Tetapi, urusan umum seperti perang dan damai, membangun tempat ibadah, dan bercocok tanam, memelihara ternak dan lain-lain, diserahkan kepada kamu sendiri. Dasar utamanya adalah syura, yaitu permusyawaratan. Hasil permusyawaratan menjadi keputusan yang wajib ditaati oleh seluruh orang beriman.
Pihak yang menjaga berjalannya syura ialah ūli al-amri. Ketaatan yang demikian kepada keputusan ūli al-amri atau pihak yang berkuasa, sudahlah menjadi kewajiban yang ketiga dalam agama, yang sama kuat kuasanya dengan ketaatan kepada Allah dan Rasul.
Prinsip-prinsip kekuasaan selanjutnya dijelaskan dalam tafsir surat Âli ‘Imrân ayat 26. Hamka menafsirkan al-mulk pada ayat di atas sebagai kekuasaan nubuwah yaitu kenabian. Menurut Hamka, konteks ayat 26 dari surat Âli ‘Imrân di atas adalah naiknya cahaya nubuwat yang dibawa oleh Nabi Muhammad saw.

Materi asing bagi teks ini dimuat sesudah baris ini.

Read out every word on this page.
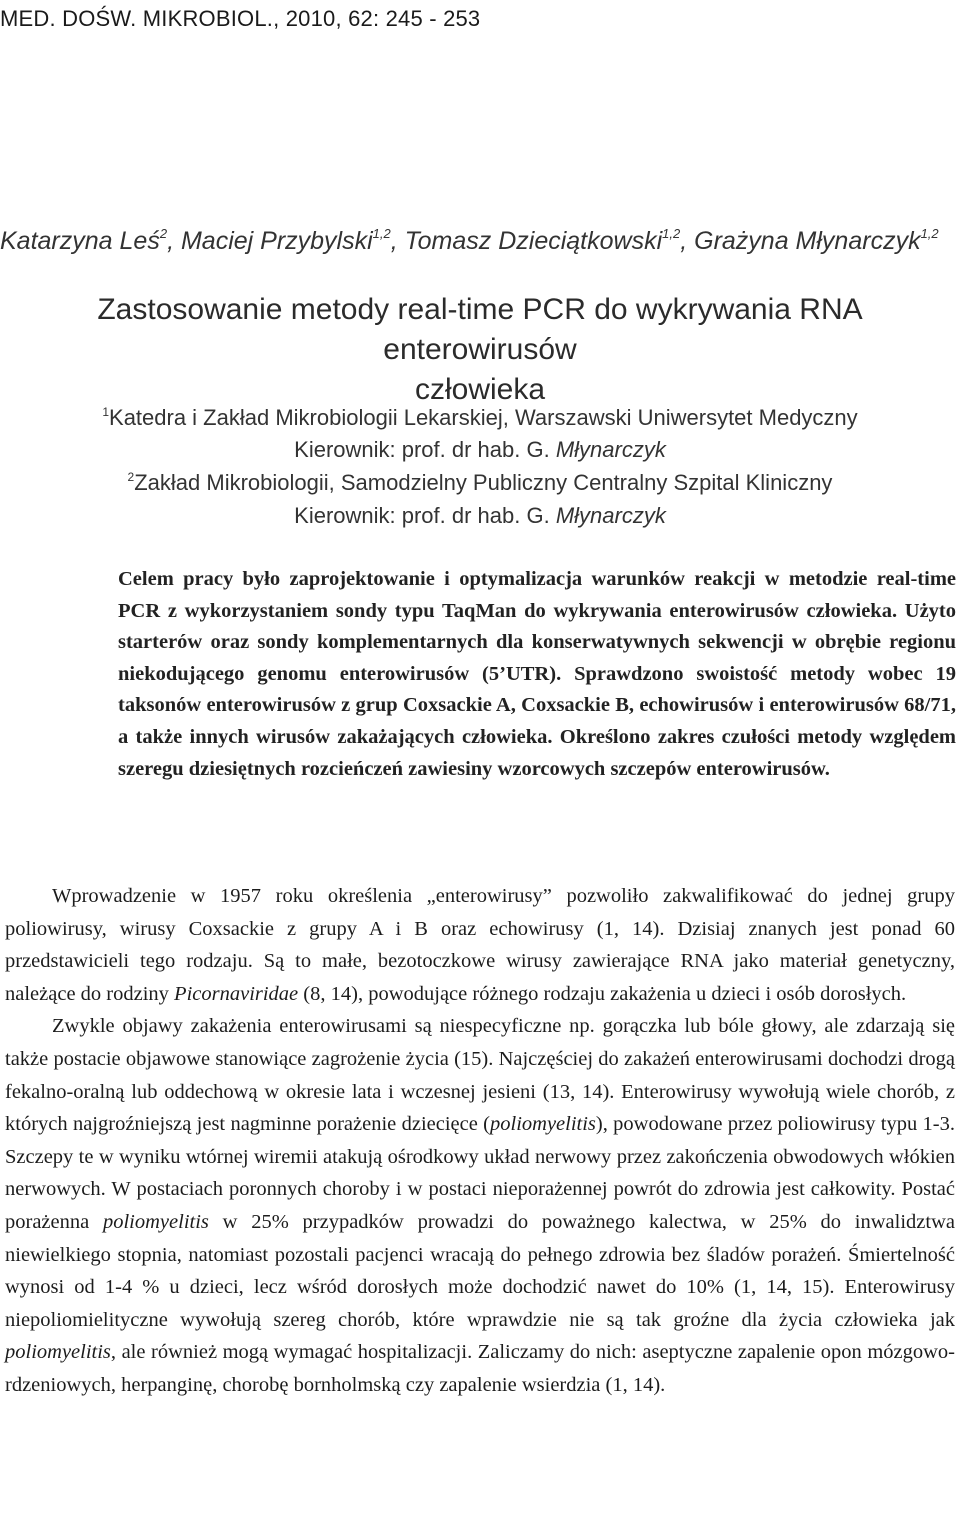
MED. DOŚW. MIKROBIOL., 2010, 62: 245 - 253
Katarzyna Leś$^2$, Maciej Przybylski$^{1,2}$, Tomasz Dzieciątkowski$^{1,2}$, Grażyna Młynarczyk$^{1,2}$
Zastosowanie metody real-time PCR do wykrywania RNA enterowirusów
człowieka
$^1$Katedra i Zakład Mikrobiologii Lekarskiej, Warszawski Uniwersytet Medyczny
Kierownik: prof. dr hab. G. Młynarczyk
$^2$Zakład Mikrobiologii, Samodzielny Publiczny Centralny Szpital Kliniczny
Kierownik: prof. dr hab. G. Młynarczyk
Celem pracy było zaprojektowanie i optymalizacja warunków reakcji w metodzie real-time PCR z wykorzystaniem sondy typu TaqMan do wykrywania enterowirusów człowieka. Użyto starterów oraz sondy komplementarnych dla konserwatywnych sekwencji w obrębie regionu niekodującego genomu enterowirusów (5’UTR). Sprawdzono swoistość metody wobec 19 taksonów enterowirusów z grup Coxsackie A, Coxsackie B, echowirusów i enterowirusów 68/71, a także innych wirusów zakażających człowieka. Określono zakres czułości metody względem szeregu dziesiętnych rozcieńczeń zawiesiny wzorcowych szczepów enterowirusów.

Wprowadzenie w 1957 roku określenia „enterowirusy” pozwoliło zakwalifikować do jednej grupy poliowirusy, wirusy Coxsackie z grupy A i B oraz echowirusy (1, 14). Dzisiaj znanych jest ponad 60 przedstawicieli tego rodzaju. Są to małe, bezotoczkowe wirusy zawierające RNA jako materiał genetyczny, należące do rodziny Picornaviridae (8, 14), powodujące różnego rodzaju zakażenia u dzieci i osób dorosłych.

Zwykle objawy zakażenia enterowirusami są niespecyficzne np. gorączka lub bóle głowy, ale zdarzają się także postacie objawowe stanowiące zagrożenie życia (15). Najczęściej do zakażeń enterowirusami dochodzi drogą fekalno-oralną lub oddechową w okresie lata i wczesnej jesieni (13, 14). Enterowirusy wywołują wiele chorób, z których najgroźniejszą jest nagminne porażenie dziecięce (poliomyelitis), powodowane przez poliowirusy typu 1-3. Szczepy te w wyniku wtórnej wiremii atakują ośrodkowy układ nerwowy przez zakończenia obwodowych włókien nerwowych. W postaciach poronnych choroby i w postaci nieporażennej powrót do zdrowia jest całkowity. Postać porażenna poliomyelitis w 25% przypadków prowadzi do poważnego kalectwa, w 25% do inwalidztwa niewielkiego stopnia, natomiast pozostali pacjenci wracają do pełnego zdrowia bez śladów porażeń. Śmiertelność wynosi od 1-4 % u dzieci, lecz wśród dorosłych może dochodzić nawet do 10% (1, 14, 15). Enterowirusy niepoliomielityczne wywołują szereg chorób, które wprawdzie nie są tak groźne dla życia człowieka jak poliomyelitis, ale również mogą wymagać hospitalizacji. Zaliczamy do nich: aseptyczne zapalenie opon mózgowo-rdzeniowych, herpanginę, chorobę bornholmską czy zapalenie wsierdzia (1, 14).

Nabi Muhammad diutus Allah menjadi Rasul. Tugas pokoknya adalah mengajarkan kepercayaan kepada Tuhan, tetapi hasilnya ialah suatu kekuasaan, suatu pemerintahan yang mempunyai wibawa dan kemegahan, membuat perjanjian perang, atau damai, menghukum yang bersalah, sampai juga berhak menghukum bunuh. Nabi Muhammad datang membawa suatu ideologi, yaitu Islam. Setelah perjuangan ideologi, terbentuklah satu kekuasaan di Madinah. Beliau tidak terlebih dahulu mengejar suatu kekuasaan lalu kemudian disusun ideologinya.
Kekuasaan nubuwwah pada masa sekarang tentunya dipegang oleh para ulama sebagai pewaris nabi. Ulama yang dimaksud Hamka adalah ulama yang teguh pendiriannya. Hamka menceritakan kisah keIndonesiaan bagaimana ulama Indonesia masa itu yaitu Syaikh Abdulkarim Amrullah, pada waktu pertemuan yang diadakan oleh tentara pendudukan Jepang di Bandung.
Kala itu, sang gurunya -- Syaikh Abdulkarim Amrullah-- menolak mengikuti peserta pertemuan di Bandung yang memberi hormat yang diarahkan ke Istana Kaisar Jepang di Tokyo. Hamka juga menyinggung adanya ulama yang lemah jiwanya yang tidak memiliki ideologi yang kuat. Ulama ini menggadaikan ilmunya ke dalam istana raja dan penguasa tertinggi masa itu. Menurut Hamka ulama yang sudah dekat dengan istana, sudah tidak layak lagi didengar fatwa-fatwanya.